Penatalaksanaan obat yang disebabkan oleh gangguan gerak akut termasuklah penyesuaian dosis,
perubahan obat, atau pengobatan adjuvant terutama agen antikolinergik, benzodiazepin, dan β-blocker.
Obat antikolinergik yang umum digunakan termasuk benztropine, diphenhydramine, dan
trihexyphenidyl (Artane). Agen ini biasanya paling efektif untuk neuroleptik-induced parkinson.

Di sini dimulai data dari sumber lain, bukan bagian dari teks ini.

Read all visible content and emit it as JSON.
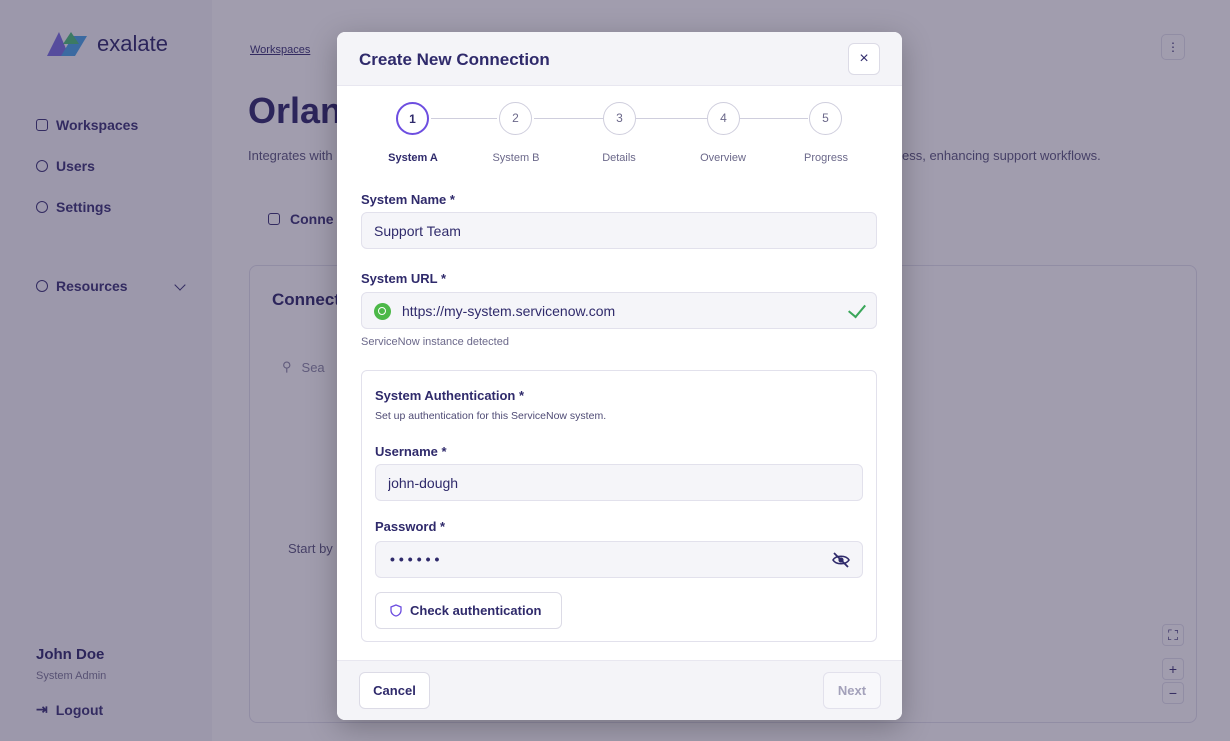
{
  "app": {
    "logo_text": "exalate",
    "sidebar": {
      "items": [
        {
          "label": "Workspaces"
        },
        {
          "label": "Users"
        },
        {
          "label": "Settings"
        },
        {
          "label": "Resources"
        }
      ],
      "user_name": "John Doe",
      "user_role": "System Admin",
      "logout_label": "Logout"
    },
    "main": {
      "breadcrumb": "Workspaces",
      "title": "Orlan",
      "subtitle_left": "Integrates with",
      "subtitle_right": "ess, enhancing support workflows.",
      "tab_label": "Conne",
      "panel_title": "Connecti",
      "search_placeholder": "Sea",
      "empty_text": "Start by"
    }
  },
  "modal": {
    "title": "Create New Connection",
    "close_label": "×",
    "steps": [
      {
        "number": "1",
        "label": "System A"
      },
      {
        "number": "2",
        "label": "System B"
      },
      {
        "number": "3",
        "label": "Details"
      },
      {
        "number": "4",
        "label": "Overview"
      },
      {
        "number": "5",
        "label": "Progress"
      }
    ],
    "system_name_label": "System Name *",
    "system_name_value": "Support Team",
    "system_url_label": "System URL *",
    "system_url_value": "https://my-system.servicenow.com",
    "url_hint": "ServiceNow instance detected",
    "auth": {
      "title": "System Authentication *",
      "description": "Set up authentication for this ServiceNow system.",
      "username_label": "Username *",
      "username_value": "john-dough",
      "password_label": "Password *",
      "password_mask": "••••••",
      "check_button": "Check authentication"
    },
    "cancel_label": "Cancel",
    "next_label": "Next"
  },
  "colors": {
    "accent": "#6d4ee0",
    "text_primary": "#2f2a6b",
    "success": "#3aa65a",
    "servicenow_green": "#4cb848"
  }
}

Namun, semakin meningkat manajemen dilakukan dengan pemilihan antipsikotik generasi kedua,
kemungkinan kurang memproduksi atau bahkan mungkin mengurangi sindrom ini.

3. PROGNOSIS

Prognosis pasien dengan sindrom ekstrapiramidal yang akut akan lebih baik bila gejala langsung
dikenali dan ditanggulangi. Sedangkan prognosis pada pasien dengan sindrom ekstrapiramidal yang
kronik lebih buruk, pasien dengan reaksi distonia akut hingga terjadi distonia laring dapat
menyebabkan kematian bila tidak diatasi dengan cepat. Sekali terkena, kondisi ini biasanya menetap
pada pasien yang mendapat pengobatan neuroleptik selama lebih dari 10 tahun.